A “recercare che sono mi solo”: the self-fashioning of a Renaissance lutenist
Abstract
Il Capirola lutebook, una delle più importanti fonti di musica strumentale del primo Cinquecento, conservato dal 1904 alla Newberry Library di Chicago, deve il suo nome al proprietario Vincenzo Capirola (1474–post 1548), gentiluomo di Brescia e membro di una ricca famiglia con legami nel vicino paese di Leno. Nel suo fondamentale saggio sul manoscritto, apparso nel 1955, Otto Gombosi avanzò l’ipotesi, ancor oggi accettata nella letteratura musicologica, che il copista del manoscritto, che vi compare con il nome Vidal, fosse un allievo di Capirola, che, con il suo accurato lavoro di copiatura avrebbe voluto, dunque, preservare il ricordo del maestro. Questo saggio riesamina una diversa lettura del nome VIDAL, che sarebbe, invece, un soprannome dello stesso Capirola (VIncenzo DA Leno), proposta nel 1981 da Orlando Cristoforetti. Di conseguenza, se il copista e il liutista sono la stessa persona, il manoscritto splendidamente decorato può essere visto come l’autorappresentazione di un gentiluomo e musicista, la cui arte contribuisce alla definizione della sua identità secondo le regole del codice di comportamento aristocratico.
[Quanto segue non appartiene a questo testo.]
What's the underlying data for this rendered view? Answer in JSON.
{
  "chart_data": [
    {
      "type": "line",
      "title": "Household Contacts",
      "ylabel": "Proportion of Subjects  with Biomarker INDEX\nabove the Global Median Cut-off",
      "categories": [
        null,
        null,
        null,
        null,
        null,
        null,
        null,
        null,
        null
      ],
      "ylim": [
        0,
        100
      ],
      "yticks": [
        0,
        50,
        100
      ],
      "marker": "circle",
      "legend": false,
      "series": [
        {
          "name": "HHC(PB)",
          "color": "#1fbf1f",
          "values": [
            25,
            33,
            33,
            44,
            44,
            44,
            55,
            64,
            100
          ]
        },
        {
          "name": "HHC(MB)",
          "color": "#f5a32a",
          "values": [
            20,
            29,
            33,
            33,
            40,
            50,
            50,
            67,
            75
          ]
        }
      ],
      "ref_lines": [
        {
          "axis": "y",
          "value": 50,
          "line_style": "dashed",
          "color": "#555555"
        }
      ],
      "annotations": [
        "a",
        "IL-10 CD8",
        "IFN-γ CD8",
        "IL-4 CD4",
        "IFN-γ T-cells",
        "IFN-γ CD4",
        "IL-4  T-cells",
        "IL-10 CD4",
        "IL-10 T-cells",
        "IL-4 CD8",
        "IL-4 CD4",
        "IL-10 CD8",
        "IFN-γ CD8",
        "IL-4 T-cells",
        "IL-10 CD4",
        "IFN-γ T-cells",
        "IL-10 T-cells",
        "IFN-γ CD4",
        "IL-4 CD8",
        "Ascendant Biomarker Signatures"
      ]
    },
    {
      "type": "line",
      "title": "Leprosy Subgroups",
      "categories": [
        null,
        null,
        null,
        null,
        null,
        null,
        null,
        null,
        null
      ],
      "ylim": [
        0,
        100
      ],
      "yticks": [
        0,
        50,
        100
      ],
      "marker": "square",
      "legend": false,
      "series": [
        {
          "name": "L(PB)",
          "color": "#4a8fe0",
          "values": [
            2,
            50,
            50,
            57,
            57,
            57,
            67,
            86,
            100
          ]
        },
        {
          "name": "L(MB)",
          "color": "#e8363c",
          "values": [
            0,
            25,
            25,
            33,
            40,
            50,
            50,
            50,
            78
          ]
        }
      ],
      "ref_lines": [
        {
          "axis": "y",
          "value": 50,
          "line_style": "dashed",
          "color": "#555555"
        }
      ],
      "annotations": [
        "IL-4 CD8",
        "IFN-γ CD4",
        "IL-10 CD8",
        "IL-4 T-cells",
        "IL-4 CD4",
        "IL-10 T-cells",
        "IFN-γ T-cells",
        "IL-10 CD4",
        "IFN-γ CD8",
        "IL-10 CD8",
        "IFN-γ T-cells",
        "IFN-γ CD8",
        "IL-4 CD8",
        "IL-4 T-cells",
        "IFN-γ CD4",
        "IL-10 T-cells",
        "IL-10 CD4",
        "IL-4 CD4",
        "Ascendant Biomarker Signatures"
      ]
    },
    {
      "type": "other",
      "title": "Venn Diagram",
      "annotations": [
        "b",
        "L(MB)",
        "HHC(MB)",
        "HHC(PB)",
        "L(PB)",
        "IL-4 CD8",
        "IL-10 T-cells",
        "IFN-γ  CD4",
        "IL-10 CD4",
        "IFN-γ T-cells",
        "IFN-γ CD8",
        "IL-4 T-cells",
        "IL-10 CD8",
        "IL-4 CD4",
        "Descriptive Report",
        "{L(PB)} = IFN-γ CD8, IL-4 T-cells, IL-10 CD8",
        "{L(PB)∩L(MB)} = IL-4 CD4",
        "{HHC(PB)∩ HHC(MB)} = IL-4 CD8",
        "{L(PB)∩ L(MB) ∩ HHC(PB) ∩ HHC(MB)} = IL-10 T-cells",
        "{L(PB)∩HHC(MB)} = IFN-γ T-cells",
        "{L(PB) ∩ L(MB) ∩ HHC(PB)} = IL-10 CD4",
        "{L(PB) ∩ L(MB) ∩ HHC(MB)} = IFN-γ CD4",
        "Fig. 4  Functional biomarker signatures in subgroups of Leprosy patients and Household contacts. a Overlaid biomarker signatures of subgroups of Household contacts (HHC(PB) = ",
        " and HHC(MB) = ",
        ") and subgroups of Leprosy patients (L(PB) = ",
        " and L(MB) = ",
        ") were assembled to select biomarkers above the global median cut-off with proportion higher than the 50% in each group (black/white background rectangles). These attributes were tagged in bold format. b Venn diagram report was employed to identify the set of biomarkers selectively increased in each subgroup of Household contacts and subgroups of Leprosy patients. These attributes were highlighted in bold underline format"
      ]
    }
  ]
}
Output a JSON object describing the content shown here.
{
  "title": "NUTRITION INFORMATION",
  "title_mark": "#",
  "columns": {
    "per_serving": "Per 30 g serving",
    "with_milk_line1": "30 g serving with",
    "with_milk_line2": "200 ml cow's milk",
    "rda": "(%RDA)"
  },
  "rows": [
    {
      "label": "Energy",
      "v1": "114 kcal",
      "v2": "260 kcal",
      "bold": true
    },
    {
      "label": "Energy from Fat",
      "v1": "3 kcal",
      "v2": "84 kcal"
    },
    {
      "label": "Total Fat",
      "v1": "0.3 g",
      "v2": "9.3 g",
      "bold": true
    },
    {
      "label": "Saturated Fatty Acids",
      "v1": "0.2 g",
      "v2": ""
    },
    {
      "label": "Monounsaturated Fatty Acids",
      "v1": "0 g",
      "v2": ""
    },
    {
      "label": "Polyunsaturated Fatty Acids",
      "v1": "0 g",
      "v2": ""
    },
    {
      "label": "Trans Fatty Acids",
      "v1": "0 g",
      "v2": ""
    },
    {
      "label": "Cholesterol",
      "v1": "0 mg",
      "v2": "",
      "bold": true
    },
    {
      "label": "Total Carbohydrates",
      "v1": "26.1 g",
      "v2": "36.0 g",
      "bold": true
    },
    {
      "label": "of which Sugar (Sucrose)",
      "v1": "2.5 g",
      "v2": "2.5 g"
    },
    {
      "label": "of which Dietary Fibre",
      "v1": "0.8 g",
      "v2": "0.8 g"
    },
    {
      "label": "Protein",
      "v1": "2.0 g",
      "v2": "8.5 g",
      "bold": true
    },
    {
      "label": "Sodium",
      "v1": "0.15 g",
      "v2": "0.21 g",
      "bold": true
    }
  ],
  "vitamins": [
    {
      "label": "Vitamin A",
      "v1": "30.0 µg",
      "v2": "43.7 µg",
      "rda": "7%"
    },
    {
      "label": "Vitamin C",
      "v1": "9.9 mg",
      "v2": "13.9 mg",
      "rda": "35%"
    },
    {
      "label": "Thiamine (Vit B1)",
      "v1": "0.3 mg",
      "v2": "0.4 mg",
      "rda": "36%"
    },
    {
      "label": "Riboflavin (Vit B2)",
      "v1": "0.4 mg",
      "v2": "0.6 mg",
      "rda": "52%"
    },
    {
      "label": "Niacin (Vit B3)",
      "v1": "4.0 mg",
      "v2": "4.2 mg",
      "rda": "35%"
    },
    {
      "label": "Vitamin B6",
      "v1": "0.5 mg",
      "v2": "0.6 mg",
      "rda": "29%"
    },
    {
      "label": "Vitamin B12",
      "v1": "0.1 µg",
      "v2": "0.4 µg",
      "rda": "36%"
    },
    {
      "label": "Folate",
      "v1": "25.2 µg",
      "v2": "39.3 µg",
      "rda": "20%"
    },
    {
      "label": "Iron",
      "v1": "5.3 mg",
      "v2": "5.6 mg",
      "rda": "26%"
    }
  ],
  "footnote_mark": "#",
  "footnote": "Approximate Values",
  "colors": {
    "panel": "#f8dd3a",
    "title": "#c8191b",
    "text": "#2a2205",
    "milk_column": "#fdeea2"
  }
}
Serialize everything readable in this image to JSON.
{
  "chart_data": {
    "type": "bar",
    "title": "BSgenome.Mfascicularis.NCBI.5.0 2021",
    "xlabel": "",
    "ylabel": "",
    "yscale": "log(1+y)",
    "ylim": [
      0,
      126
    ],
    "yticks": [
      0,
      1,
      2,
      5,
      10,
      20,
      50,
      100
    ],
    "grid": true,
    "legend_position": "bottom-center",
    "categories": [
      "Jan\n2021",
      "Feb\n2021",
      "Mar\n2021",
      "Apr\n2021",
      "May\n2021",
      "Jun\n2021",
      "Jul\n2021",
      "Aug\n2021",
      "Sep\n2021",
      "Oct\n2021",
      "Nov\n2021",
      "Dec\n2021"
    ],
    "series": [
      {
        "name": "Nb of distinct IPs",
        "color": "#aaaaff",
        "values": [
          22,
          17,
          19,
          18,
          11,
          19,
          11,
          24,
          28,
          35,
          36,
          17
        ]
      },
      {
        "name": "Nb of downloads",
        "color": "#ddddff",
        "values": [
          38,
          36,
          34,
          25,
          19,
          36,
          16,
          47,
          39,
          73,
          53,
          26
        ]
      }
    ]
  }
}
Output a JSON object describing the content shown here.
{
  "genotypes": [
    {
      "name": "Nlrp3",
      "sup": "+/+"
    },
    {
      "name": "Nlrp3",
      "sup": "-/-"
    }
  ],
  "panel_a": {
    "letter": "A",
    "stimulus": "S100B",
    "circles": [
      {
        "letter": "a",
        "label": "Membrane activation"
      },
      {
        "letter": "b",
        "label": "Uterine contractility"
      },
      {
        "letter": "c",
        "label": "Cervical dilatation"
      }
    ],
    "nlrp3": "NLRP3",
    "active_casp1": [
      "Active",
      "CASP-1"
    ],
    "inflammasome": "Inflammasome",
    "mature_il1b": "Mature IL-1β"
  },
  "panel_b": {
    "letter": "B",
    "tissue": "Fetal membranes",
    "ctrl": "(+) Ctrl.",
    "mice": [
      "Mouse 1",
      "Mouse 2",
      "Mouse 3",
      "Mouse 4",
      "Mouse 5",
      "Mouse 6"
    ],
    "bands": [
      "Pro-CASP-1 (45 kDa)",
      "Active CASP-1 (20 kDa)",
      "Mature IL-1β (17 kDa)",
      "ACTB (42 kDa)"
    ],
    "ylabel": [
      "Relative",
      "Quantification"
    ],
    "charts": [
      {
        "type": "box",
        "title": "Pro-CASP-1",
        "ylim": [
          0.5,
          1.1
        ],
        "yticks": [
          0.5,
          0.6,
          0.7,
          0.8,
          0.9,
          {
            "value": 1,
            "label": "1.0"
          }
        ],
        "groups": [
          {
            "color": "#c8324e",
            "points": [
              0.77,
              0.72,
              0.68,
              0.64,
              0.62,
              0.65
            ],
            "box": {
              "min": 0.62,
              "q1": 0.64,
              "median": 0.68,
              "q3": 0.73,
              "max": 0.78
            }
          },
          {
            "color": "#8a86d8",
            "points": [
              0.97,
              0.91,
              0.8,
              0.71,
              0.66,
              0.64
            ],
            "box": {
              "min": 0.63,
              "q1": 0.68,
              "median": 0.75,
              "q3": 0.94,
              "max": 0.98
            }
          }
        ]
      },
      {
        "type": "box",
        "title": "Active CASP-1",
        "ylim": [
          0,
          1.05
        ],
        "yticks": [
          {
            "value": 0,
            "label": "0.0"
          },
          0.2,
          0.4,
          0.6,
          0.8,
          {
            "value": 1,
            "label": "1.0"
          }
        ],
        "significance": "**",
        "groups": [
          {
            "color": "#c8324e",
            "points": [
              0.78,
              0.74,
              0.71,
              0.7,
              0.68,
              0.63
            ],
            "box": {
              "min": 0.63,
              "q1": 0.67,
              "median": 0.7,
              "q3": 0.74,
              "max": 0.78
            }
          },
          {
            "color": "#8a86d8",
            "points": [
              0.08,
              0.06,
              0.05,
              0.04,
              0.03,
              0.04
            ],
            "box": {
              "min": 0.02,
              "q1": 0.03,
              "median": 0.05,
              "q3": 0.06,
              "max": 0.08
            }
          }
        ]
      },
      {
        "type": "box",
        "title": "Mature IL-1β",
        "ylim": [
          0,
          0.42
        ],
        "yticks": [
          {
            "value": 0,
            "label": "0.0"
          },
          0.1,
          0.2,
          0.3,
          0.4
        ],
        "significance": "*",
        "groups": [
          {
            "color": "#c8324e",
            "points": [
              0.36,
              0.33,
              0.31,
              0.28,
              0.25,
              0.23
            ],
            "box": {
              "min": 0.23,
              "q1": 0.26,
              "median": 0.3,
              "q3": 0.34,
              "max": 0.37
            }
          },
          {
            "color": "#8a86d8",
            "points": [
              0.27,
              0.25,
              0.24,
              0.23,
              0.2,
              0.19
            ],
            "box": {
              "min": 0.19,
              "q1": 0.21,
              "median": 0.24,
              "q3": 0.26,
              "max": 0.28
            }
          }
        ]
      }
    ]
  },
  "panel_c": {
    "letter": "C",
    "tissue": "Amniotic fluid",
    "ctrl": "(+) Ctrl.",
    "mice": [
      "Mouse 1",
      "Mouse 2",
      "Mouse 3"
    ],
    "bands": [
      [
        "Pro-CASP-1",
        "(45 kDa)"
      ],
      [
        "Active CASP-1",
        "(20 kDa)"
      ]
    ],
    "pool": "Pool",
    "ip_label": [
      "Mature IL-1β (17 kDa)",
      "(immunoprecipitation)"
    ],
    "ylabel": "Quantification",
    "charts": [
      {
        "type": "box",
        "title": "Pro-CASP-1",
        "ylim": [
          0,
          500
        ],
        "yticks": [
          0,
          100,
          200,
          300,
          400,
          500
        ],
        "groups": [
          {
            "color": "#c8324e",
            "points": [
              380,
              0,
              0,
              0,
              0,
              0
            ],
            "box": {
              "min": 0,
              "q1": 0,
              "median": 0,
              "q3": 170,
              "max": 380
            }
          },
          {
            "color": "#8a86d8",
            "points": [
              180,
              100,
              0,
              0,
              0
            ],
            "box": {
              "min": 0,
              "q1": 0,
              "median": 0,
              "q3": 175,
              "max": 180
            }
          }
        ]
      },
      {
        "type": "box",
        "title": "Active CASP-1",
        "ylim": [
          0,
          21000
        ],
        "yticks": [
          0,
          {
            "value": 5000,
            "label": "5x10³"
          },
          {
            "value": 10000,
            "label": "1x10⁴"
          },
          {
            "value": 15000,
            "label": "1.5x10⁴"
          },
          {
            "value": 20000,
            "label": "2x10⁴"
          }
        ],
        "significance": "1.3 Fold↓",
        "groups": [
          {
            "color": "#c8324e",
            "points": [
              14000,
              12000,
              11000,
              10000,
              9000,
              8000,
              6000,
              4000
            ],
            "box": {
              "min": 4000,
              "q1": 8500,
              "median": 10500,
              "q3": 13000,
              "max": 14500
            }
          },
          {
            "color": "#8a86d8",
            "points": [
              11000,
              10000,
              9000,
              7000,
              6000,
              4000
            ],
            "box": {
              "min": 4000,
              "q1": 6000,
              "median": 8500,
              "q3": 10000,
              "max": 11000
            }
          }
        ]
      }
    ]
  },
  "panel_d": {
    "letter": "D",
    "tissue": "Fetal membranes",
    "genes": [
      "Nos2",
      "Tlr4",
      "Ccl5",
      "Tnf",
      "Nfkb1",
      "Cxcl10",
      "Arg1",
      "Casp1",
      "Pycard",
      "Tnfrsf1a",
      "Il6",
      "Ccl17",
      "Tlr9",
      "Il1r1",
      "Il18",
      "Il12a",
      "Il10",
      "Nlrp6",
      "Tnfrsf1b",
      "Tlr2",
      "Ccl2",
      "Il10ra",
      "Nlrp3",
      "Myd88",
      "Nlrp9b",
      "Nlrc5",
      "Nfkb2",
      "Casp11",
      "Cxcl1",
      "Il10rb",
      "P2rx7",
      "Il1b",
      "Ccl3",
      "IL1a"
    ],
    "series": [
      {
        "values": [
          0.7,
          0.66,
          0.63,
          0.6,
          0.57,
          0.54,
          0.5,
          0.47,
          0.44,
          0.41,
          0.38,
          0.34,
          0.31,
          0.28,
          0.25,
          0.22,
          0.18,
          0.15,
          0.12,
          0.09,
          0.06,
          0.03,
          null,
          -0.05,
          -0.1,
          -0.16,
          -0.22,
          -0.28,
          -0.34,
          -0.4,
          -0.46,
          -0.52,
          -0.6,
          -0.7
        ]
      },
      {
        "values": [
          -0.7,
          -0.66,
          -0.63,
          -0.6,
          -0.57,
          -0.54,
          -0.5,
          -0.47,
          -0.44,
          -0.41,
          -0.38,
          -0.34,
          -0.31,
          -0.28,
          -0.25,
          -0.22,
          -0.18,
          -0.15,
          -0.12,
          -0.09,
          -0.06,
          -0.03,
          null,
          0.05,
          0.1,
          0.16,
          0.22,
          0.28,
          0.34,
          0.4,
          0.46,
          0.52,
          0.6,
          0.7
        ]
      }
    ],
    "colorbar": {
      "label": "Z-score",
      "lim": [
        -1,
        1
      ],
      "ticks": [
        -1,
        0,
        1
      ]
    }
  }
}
Oltre a ciò, un nuovo esame codicologico permette di ridiscutere luogo di compilazione e datazione del manoscritto proposti da Gombosi (Venezia, 1515–1520), suggerendo invece un più ampio intervallo di tempo e un diverso luogo per la sua preparazione; essa, infatti, potrebbe essere avvenuta in qualche centro del territorio veneziano, forse a Brescia, in un arco più ampio di tempo nella prima metà del Cinquecento.